Friday, November 12, 2010

Annihilation Engine Seven, Part One

"That guy behind me, blue windbreaker, is he looking at me?"

"Nope,"

"Is he taking notes or anything. Does it look like he's listening?"

"No, he has a coffee. He's just standing over there," I tell her.

She glances over her shoulder for a hard second. When she turns back, she has that old, paranoid scowl. "He was taking notes. He stopped when I turned around," she says.

"He just has a coffee or something. He's probably waiting for a sandwich,"

She leans back in her chair and spins a coaster underneath her fingers on the table. She does that when she's pensive. Flip, flip, flip. Her hands look dirty; there must be a dozen kinds of shit caked into her cuticles. I already know the answer, but I ask the question anyway.

"So you're off your meds again?"

She glances up at me with her suspicious eyes like bitter slits. "I can't take them, Ed. It's not safe,"

This old thing again, this same old routine. She goes off, and the lizards are coming to get her again. She spends a few frantic weeks living in trash while I try to hunt her down and talk her back into her apartment.

"Laney, I know you're upset, but this is bad. You scare me when you're like this,"

"I know, but Ed..."

"And then we get you back home and clean you up..."

"Yeah, but Ed..."

"And you apologize to me. You say you're sorry and you promise..."

"Ed, something's wrong, please,"

"Laney, you keep telling me you're sorry. I get so scared driving all over town looking for you,"

"Ed, I don't think I can protect you anymore,"

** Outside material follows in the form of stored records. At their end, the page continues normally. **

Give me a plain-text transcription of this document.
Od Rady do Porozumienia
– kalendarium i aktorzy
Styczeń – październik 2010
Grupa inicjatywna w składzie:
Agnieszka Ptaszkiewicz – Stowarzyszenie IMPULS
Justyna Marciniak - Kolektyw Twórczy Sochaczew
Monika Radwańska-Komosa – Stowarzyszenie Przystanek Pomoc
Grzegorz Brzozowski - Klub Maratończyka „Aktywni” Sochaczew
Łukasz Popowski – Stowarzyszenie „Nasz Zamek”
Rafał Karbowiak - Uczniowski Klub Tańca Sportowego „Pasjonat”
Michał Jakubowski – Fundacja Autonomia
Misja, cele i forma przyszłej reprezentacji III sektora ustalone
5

"Laney, whenever you go off I pick up the newspaper every day expecting to find a picture of you all smashed up in a gutter,"

"I know. I'm sorry,"

Well, at least she's sorry right now. That means she doesn't think I'm working with the lizards. Every time she gets that far in her head, it makes things much worse. I'm the last soul on this earth that gives any kind of shit about her.

"Okay then, let's get you back home. Let's clean you up,"

"Ed," she's pinching her lips together, real tension. She's not going to come with me.

"Are you on anything? Did you go to Bean?" She knows a dealer downtown. I'm pretty sure she blows him for crank sometimes.

"Someone's been... Something's different with them," She's struggling to put her thoughts into words. Conversation starts to break down after a certain point, like she's trying to fit her square thoughts through her round mouth.

"Laney, let's get you back home safe,"

"Someone's leading them, Ed. You know what that means?"

"Please don't do this to me. Please," my words fall so useless out of my mouth. I just wish I could say something, do something, "Please. Please come with me, Laney,"

I hate how this always happens. I hate this. So goddamn pathetic.

"Someone's plugging in. Someone can drink it," she says. She's getting loud now. She gets like this, like a toddler throwing a tantrum. She's holding onto either side of the little cafe table like she might have to wrestle it away from me. Her elbows out, her knuckles white. Soon the little flecks of foamy spittle will form at the corners of her mouth.

Again, there's just nothing I can say here. There's nothing I can do. I just sit there while she stands up, kicking away her chair.

She's making some kind of angry growling. Her face is turning beet red. I can see the other coffee shop patrons shuffling away, wide-eyed. The barristas are probably calling the police.

"Are you hearing me? Someone made it down to the middle. All down to the center of the earth and drink. They've got a drink. ARE YOU LISTENING?" She's absolutely screaming at me, "THEY'VE GOT A KING!"

It's bad. It's always bad, but I'm still always looking for progress. I still keep hoping like an idiot. I try and finish my cappucino. I can't even look at her.

She takes a few wild swings at the bystanders. I should be stopping her, apologizing, holding her back. I should be explaining that my sister is not normally like this. I've got a whole speech down: chemical imbalance, not her fault, we're getting her real help this time, I'll pay for damages. I can't bring myself to speak a word of it.

"You fucking LIZARDS," she stomps around right in the middle of the cafe. People are streaming out of the place. There's one guy, must be a manager or something, trying to calm her down. I want to tell him not to bother, want to explain to him that there's nothing he could say. He doesn't know how far away she goes.

"YOU got drool... YOU DROOL DRINK," she's taking huge gulp-breaths, struggling for the words, "at the CENTER WITH THE... middle," she's even confusing herself.

And she's out the door. I don't even have to look, I can hear her canvas sneakers pumping away down the street. She's going full sprint, probably down the middle of the road.

Everyone in the cafe is staring at me. They're waiting for that speech. They want my explanation, my apologies, my promises. Fuck 'em, it's all lies. I get up and walk out. My jaw's all clenched up as I go through the door. I'm staring down at my feet. I feel like if I look up, then that'll be the exact moment I hear tires squeal and a big thunk. If I look up, I'll see my baby sister die.

God's waiting to kill her, waiting so that it happens while I'm watching. God is such a motherfucker.